CICLONAUTAS
Si trazáramos líneas del recorrido de cada uno que habitó en nuestras calles, si continuaran resonando las voces de todos los que allí han hablado, si quedaran estampadas las huellas, impregnadas risas y llantos… ¿qué dibujo quedaría?
En eso pensaba mientras mi bicicleta recorría de memoria la senda por la que entre otros tantos callejeaba; palabra casi despreciada, que encierra sin embargo la reivindicación de la existencia, del tiempo robado a lo obligatorio, a la rutina, al trabajo. Un sentirse menos solo entre los otros, menos loco al ignorar la lluvia y el viento, también algo de fantasía depositada en las miradas sostenidas,en los encuentros posibles y nunca concretados.
Es posible, sin embargo, que más allá de todo eso nosotros, los ciclonautas, no busquemos en el fondo otra cosa que escapar. Por eso cuando creemos que nadie nos ve desviamos, en sentido perpendicular, por algún puente hacia el mar. Es posible que nuestro deseo más profundo no sea otro que desparecer.
Los he visto, miran hacia atrás sobre el hombro, el camino libre hacia adelante, disminuyen la velocidad, y rápidamente se escabullen. Confieso que yo también lo he hecho, es excitante. El ruido de los tablones del puente de madera con el pedaleo tracatraca, el reclamo de los teros, luego el silbido de las gaviotas, finalmente el mar rugiendo como fiera salvaje si está agitado y cuando no, es una calma de piedritas rodando por la orilla como una fuente zen.

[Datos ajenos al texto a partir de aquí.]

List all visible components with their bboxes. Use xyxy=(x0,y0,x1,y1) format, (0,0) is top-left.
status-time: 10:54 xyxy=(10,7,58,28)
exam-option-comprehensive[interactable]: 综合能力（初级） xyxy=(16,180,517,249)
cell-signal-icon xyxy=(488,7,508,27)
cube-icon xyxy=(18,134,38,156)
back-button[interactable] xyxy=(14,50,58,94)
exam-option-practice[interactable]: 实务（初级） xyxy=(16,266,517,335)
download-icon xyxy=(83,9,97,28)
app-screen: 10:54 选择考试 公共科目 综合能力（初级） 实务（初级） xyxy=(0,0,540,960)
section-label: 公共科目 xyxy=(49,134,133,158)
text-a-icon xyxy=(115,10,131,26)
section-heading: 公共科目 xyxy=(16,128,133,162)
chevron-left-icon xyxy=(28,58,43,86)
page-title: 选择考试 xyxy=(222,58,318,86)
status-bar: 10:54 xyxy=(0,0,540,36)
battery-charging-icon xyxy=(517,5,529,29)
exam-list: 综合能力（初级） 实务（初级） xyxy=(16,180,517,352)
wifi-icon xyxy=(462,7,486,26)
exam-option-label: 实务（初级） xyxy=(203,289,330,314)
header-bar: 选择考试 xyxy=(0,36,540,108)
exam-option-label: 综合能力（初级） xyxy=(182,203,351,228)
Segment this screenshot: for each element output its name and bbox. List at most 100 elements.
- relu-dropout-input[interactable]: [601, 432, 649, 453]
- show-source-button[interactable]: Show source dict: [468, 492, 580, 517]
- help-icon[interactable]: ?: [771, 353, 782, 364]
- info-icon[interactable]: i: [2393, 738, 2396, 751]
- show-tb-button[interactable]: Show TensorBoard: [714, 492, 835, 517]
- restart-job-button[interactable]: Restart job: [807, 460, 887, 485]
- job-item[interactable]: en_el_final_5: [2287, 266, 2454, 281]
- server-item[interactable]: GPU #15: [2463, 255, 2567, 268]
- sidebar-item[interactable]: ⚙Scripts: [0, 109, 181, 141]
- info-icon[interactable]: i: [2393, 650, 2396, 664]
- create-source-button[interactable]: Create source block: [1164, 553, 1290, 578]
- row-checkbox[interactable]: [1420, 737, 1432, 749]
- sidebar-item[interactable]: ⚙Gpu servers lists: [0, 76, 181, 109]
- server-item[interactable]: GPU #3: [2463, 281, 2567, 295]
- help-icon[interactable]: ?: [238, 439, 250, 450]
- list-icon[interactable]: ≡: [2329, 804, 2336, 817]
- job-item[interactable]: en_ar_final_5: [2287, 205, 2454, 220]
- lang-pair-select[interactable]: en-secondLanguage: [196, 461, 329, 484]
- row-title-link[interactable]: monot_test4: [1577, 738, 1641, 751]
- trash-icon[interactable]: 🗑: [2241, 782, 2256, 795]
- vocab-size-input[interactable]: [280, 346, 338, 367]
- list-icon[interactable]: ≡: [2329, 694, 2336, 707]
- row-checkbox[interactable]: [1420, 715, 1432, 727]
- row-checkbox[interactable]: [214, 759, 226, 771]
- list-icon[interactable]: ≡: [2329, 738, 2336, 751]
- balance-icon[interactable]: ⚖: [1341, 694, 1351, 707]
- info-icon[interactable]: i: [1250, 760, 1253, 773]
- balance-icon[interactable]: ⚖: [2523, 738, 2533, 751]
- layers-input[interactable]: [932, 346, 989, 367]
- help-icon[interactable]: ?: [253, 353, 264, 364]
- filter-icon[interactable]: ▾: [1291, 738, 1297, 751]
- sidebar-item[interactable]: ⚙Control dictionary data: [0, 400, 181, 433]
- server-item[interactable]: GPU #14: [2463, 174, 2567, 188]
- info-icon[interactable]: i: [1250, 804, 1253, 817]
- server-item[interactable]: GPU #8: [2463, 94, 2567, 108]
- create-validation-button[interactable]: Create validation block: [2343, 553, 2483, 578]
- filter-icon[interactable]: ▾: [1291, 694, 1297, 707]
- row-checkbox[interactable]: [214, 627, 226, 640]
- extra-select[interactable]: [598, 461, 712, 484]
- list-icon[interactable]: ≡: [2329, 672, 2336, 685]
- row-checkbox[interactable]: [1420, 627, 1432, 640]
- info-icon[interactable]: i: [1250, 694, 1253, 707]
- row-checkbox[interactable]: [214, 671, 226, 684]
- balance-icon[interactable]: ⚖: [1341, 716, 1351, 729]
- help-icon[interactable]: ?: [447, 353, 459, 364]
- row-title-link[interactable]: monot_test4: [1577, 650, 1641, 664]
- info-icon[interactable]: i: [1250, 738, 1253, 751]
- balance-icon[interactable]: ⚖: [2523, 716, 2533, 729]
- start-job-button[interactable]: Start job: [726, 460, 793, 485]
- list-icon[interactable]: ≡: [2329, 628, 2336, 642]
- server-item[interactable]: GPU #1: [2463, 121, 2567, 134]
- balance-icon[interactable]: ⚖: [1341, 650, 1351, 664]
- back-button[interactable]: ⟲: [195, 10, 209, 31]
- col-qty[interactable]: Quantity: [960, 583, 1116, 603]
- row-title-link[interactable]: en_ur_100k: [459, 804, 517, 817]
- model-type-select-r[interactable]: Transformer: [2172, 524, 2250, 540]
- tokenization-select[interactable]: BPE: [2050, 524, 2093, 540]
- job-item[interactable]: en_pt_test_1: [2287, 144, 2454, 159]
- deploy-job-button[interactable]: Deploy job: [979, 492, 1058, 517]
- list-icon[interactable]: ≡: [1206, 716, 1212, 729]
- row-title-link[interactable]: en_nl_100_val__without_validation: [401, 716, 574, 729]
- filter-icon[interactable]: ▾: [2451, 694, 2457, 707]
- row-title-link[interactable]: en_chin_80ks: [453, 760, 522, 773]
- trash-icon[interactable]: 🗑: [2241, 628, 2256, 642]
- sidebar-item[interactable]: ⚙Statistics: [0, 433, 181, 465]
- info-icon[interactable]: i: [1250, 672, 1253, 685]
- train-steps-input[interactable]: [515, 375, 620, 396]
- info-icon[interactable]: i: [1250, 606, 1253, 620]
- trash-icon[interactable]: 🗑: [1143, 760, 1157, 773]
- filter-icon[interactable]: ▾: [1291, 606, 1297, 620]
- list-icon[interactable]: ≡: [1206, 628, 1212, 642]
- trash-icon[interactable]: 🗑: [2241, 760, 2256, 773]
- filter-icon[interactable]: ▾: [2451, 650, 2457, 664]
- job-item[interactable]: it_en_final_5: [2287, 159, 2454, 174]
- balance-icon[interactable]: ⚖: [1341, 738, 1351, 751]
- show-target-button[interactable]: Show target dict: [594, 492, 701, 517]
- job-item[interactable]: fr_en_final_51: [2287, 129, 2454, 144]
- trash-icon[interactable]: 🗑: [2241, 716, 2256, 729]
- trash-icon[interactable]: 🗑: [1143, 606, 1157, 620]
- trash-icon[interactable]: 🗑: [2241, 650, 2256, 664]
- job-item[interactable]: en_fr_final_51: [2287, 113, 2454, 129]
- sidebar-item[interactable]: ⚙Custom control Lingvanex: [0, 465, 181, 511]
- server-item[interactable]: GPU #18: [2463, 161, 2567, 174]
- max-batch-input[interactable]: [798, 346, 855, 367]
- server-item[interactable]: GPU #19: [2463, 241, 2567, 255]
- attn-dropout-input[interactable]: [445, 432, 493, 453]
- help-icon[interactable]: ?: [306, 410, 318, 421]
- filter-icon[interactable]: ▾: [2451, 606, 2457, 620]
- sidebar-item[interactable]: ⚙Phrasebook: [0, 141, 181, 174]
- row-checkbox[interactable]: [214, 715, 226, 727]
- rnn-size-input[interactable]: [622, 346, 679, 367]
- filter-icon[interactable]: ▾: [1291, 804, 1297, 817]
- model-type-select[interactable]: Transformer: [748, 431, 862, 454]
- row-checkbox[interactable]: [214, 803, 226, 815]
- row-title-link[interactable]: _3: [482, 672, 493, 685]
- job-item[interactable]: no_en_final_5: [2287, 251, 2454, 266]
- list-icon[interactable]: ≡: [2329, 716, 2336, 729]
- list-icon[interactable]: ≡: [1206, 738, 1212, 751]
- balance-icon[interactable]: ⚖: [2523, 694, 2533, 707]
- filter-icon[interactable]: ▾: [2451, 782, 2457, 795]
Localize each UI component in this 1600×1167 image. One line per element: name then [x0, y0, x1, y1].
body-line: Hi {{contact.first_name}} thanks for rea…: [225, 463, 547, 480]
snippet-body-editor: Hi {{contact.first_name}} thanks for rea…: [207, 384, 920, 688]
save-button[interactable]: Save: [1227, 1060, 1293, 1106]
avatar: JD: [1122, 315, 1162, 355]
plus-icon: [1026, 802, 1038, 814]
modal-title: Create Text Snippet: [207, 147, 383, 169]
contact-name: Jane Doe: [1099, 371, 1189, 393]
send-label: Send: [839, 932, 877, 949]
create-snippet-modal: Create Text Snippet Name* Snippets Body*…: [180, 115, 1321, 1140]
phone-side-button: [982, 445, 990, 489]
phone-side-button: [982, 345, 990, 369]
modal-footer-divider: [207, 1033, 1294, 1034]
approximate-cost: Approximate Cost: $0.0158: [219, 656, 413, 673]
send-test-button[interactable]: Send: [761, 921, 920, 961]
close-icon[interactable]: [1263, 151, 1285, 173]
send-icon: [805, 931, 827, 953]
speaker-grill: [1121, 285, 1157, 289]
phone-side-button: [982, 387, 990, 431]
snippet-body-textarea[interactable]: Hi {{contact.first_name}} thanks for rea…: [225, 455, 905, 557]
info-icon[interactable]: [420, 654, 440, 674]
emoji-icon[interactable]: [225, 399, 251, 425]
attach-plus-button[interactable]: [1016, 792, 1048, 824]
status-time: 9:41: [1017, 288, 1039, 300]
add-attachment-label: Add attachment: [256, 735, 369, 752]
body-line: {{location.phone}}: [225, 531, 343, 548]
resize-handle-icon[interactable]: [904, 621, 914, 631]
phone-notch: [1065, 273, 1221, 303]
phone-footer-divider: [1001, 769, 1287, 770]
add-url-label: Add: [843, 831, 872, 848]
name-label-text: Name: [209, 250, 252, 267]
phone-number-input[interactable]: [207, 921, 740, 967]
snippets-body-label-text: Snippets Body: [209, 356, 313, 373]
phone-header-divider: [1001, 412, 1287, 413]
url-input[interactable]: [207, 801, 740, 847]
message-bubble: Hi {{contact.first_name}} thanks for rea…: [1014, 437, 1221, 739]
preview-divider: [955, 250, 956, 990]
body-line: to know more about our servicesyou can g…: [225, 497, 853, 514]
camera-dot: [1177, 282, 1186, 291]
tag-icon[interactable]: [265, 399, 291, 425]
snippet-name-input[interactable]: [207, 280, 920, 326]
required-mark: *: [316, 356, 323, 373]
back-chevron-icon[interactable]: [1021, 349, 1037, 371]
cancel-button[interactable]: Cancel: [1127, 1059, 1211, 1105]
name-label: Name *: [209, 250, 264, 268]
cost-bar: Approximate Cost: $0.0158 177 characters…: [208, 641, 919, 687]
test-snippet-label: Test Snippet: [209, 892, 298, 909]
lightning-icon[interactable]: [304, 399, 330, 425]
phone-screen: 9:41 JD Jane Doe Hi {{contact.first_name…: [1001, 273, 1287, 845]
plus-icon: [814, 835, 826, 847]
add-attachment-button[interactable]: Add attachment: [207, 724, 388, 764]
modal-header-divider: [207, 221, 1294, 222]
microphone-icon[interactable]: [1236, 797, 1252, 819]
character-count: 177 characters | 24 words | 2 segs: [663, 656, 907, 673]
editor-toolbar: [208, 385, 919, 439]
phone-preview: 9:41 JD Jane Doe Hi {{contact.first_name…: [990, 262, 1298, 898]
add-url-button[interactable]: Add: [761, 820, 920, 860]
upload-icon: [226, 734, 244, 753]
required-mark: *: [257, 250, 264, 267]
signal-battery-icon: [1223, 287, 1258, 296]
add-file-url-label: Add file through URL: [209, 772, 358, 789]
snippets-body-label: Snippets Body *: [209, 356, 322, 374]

Al muchacho de las rastas hasta la cintura lo veía muy a menudo, siempre tan desabrigado, tan libre de carga, sonriente, jugando a andar sin agarrarse. Pero ese día iba serio y llevaba una bolsita de plástico colgando del manubrio. Un soplo al pasarme por al lado en sentido contrario, como un suspiro, un presagio al que no pude resistir. Cuando lo creí prudente seguí al ciclonauta por el puente…tracatracatraca los tablones, el tero, la gaviota, la niebla, la espuma.
Ya arrastraba las rastas por la arena húmeda, que habían adquirido longitud de raíces buscando el suelo. Llevaba la bolsa en la cabeza, inflada con aire y apretada al cuello, como el cuerpo de una medusa.
Comencé a pedalear desesperadamente hacia él, las ruedas enterrándose en la arena blanda, el equilibrio perdido en las marcas dejadas por la marea baja. Mi avanzar era de pesadilla y la bruma por momentos lo ocultaba para reaparecer ya internándose en las olas, su temible cabello convertido en tentáculos a la deriva.
Alcancé por fin el borde, el límite difuso, el tentador umbral y sin dudarlo le di una vuelta completa a los pedales, más de 50 dientes mordiendo la ola. Al contacto con el agua mi bicicleta desplegó pequeñas aletas a ambos lados de la horquilla y a la altura del piñón. Pronto descubrí que podía utilizar el manillar como remos. Navegaba.
Entonces lo vi, flotando pocos metros más allá. Su cuerpo gelatinoso se estremecía en leves contracciones, hundiéndose lentamente como se hundiría un leve trozo de tela; él estaba logrando desaparecer. No intenté impedirlo.
Esa mañana el dibujo trazado por los ciclonautas quedaría incompleto para siempre, una línea perdiéndose en dirección al horizonte.
Al día siguiente era noticia en todos los medios, el chico que había desaparecido como si se lo hubiese tragado la tierra; sólo yo sabía que se lo había tragado el mar. Ese es mi secreto y también mi salvación, mientras me mantenga en el carril, justo al borde del espejo de los deseos incumplidos.